Le 2 juin dernier, la CPEPESC adressait un courrier aux préfectures pour leur demander d’accélérer la signature d’arrêtés de suspension de la lutte chimique contre les campagnols afin de préserver la faune sauvage non-cible comme l’y autorise l’article 6 de l’arrêté interministériel :

"Un arrêté préfectoral peut définir des zones où la lutte chimique est interdite, notamment dans les zones de présence d’espèces protégées faisant l’objet de plans nationaux d’action, après information du conseil scientifique régional du patrimoine naturel en fonction d’une analyse de risque d’impact sur la faune sauvage non cible menée dans le cadre d’un comité d’experts sous l’égide de la direction régionale de l’alimentation, de l’agriculture et de la forêt (DRAAF) et de la direction régionale de l’environnement, de l’aménagement et du logement (DREAL).

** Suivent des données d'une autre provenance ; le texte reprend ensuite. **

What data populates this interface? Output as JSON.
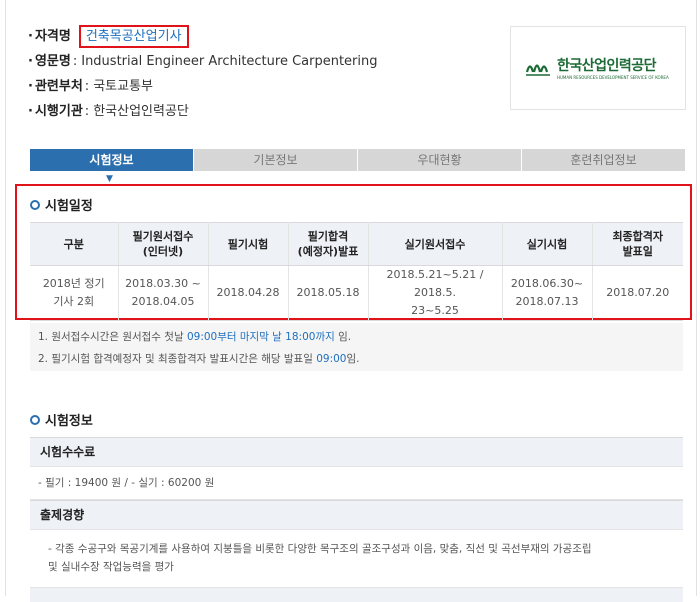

Cette analyse de risque repose sur l’utilisation d’un outil d’aide à la décision d’emploi de la bromadiolone dont les principes sont présentés en annexe VII."

Notre intervention faisait suite déjà à un premier précédent relayé par la Presse (édition de l’Est républicain du 25 avril 2015) où la CPEPESC dénonçait les atermoiements des servies de l’État et en particulier de la DRAAF.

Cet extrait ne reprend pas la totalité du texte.